The research began in the area where my Studio is located in Stockholm because it was so accessible and familiar to me, especially during the beginning of the COVID crisis. The crisis also accentuated the importance of a public space accessible to all, a space without programming or commercial interests, simply a place to be. In the context of the quarantine, during the beginning of the Spring of 2020 being stuck in their apartments many people had nowhere to go in the commercial public space.  Cafes and restaurants felt dangerous and infected, and many places were closed. Many people found comfort in the simple pleasure of sitting in the sun on a public bench at a proper distance from each other. 

 

Having said this I would like to share this project with you that situates itself around a public bench in the industrial area of Hagalund, in Solna, a part of the greater Stockholm area. 



Hagalund in Space and Time


At the end of the 1800s in Old Hagalund, before Blåkulla, land was sold cheaply, and people built their own houses. Many of these people were craftsmen. On the site, a small “city” was built organically, with no political directives and no urban planning. This gave rise to a unique architecture and organization, and 6000 people lived there at its most populated moment. But Hagalund was regarded by the authorities as a township. In the 60’s and 70’s came the "Million Program” and housing needed to be built for a much larger part of the population. Hagalund was one of the chosen sites.  Old Hagalund was demolished and became what is today Blåkulla, and Hagalund industrial Area still exists just beside it.

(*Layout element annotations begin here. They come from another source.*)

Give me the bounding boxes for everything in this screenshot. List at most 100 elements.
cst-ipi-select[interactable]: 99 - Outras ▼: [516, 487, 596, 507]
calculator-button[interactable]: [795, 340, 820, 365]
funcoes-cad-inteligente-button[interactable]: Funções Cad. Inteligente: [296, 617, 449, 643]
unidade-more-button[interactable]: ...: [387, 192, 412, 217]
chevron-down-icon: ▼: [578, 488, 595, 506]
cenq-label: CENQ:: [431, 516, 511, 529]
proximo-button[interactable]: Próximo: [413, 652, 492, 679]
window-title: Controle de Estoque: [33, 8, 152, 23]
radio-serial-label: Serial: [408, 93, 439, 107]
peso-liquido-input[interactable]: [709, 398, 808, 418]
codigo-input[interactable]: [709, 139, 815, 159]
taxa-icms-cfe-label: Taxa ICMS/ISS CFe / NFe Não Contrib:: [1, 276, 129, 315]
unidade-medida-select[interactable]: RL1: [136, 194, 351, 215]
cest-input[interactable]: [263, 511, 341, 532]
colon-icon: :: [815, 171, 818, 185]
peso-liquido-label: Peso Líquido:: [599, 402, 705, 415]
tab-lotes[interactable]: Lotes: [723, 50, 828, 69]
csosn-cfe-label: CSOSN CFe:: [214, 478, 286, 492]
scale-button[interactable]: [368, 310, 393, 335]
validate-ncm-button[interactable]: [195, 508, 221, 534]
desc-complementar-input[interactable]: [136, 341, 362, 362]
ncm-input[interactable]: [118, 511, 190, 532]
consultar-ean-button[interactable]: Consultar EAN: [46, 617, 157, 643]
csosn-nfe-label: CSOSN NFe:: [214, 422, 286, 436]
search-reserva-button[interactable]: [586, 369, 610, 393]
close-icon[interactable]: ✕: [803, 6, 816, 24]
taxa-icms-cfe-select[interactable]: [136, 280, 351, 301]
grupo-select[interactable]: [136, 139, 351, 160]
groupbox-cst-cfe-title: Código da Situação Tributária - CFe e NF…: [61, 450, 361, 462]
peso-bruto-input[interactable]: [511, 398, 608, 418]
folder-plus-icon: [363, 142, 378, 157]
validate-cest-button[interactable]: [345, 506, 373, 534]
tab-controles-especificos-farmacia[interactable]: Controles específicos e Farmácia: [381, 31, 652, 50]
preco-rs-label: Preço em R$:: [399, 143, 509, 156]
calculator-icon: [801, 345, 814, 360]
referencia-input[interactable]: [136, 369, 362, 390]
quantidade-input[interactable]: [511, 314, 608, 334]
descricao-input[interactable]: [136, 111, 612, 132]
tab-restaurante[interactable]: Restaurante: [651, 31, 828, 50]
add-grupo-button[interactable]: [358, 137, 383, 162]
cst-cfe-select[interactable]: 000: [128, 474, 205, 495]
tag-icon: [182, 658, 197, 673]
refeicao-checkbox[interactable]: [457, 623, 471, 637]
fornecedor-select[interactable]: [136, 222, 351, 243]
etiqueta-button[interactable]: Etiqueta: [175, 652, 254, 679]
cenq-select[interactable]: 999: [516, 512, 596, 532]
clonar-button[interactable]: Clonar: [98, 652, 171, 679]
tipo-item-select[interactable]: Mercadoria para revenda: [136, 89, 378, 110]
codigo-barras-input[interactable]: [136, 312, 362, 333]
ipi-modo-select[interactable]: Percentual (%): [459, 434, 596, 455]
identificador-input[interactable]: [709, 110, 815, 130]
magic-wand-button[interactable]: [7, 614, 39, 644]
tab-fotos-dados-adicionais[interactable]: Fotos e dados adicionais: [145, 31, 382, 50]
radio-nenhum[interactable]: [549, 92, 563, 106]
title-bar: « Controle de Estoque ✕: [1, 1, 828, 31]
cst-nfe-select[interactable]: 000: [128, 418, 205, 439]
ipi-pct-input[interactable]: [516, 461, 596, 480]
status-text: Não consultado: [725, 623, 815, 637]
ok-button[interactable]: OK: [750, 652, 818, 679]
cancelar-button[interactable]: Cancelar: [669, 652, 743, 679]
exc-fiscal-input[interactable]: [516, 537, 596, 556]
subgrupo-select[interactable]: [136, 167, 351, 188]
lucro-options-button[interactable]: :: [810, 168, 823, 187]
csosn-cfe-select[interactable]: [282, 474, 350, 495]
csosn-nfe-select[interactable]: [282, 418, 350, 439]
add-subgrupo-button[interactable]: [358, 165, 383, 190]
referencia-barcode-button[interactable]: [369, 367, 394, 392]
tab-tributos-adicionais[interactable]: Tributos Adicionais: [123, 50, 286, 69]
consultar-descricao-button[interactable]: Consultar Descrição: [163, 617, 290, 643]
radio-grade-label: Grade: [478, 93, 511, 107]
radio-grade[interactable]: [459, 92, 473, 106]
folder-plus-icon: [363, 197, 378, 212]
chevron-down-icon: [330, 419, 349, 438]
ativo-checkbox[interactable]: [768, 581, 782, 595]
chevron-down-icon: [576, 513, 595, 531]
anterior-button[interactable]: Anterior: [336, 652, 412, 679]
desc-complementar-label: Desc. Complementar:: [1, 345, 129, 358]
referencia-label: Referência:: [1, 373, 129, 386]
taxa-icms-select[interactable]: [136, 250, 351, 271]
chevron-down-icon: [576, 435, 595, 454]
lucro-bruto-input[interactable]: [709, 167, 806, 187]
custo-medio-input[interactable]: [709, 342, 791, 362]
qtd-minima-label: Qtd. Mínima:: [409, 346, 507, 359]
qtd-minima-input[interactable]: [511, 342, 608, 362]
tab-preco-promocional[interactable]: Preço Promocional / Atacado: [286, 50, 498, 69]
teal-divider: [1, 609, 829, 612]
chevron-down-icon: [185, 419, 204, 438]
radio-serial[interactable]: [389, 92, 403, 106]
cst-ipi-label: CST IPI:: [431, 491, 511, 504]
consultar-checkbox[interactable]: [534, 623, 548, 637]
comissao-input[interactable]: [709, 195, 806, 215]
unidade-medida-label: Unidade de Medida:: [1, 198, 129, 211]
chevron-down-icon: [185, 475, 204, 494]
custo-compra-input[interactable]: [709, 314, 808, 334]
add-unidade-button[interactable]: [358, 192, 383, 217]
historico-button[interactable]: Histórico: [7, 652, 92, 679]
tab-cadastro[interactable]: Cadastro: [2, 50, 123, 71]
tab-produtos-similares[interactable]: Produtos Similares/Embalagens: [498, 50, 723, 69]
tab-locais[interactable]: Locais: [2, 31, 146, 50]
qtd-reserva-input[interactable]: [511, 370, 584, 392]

During the transformation process of old Hagalund, a painter named Olle Olsson who had lived there all his life in a house built by his grandfather, succeeded in influencing public opinion. His intervention would lead to the preservation of a few houses from the old neighbourhood, including his own. Today this is known as the Olle Olsson Hagalund Museum. 

Hagalund Industrial Area

Hagalund Industrial Area which is next door to Hagalund, is soon to be torn down and remodeled to create 4500 housing units. In fact, the process has already started. The city of Stockholm is building a new subway line that will connect Hagalund to the city, which is to take 8 years to complete - see program here


An architect named Björn Johansson has written a thesis on the area and its transformation, and the proposal was completed some years ago. The central idea is to integrate the businesses together with the new housing and to preserve a large part of the industrial area with the intention of not pushing out all the small businesses and other operations running in the area and seeing if it possible to create a space where these can coexist and create a lively area. 

Liljevachls Hubb

In 2014 Liljevalchs, Humlegården Real Estate Agency (which owns most of the buildings in Hagalund and which has increased their investments in the area) and the city of Solna collaborated on the creation of Liljevalchs Hub, in old, rundown, unrentable office spaces. A studio complex for artists of various disciplines was born. It was inaugurated in the presence of the former minister of Culture, Madeleine Sjöstedt 


“The purpose of the project is to create broader contact areas between creative actors and the established cultural life in the Stockholm region, to bring about meetings between artistic practitioners and institutions as well as companies and organizations.”


Two years later, Liljevalchs pulled out of the project and let the artists take over the leases through an organization of their own which today is named Gelb Ateljéer.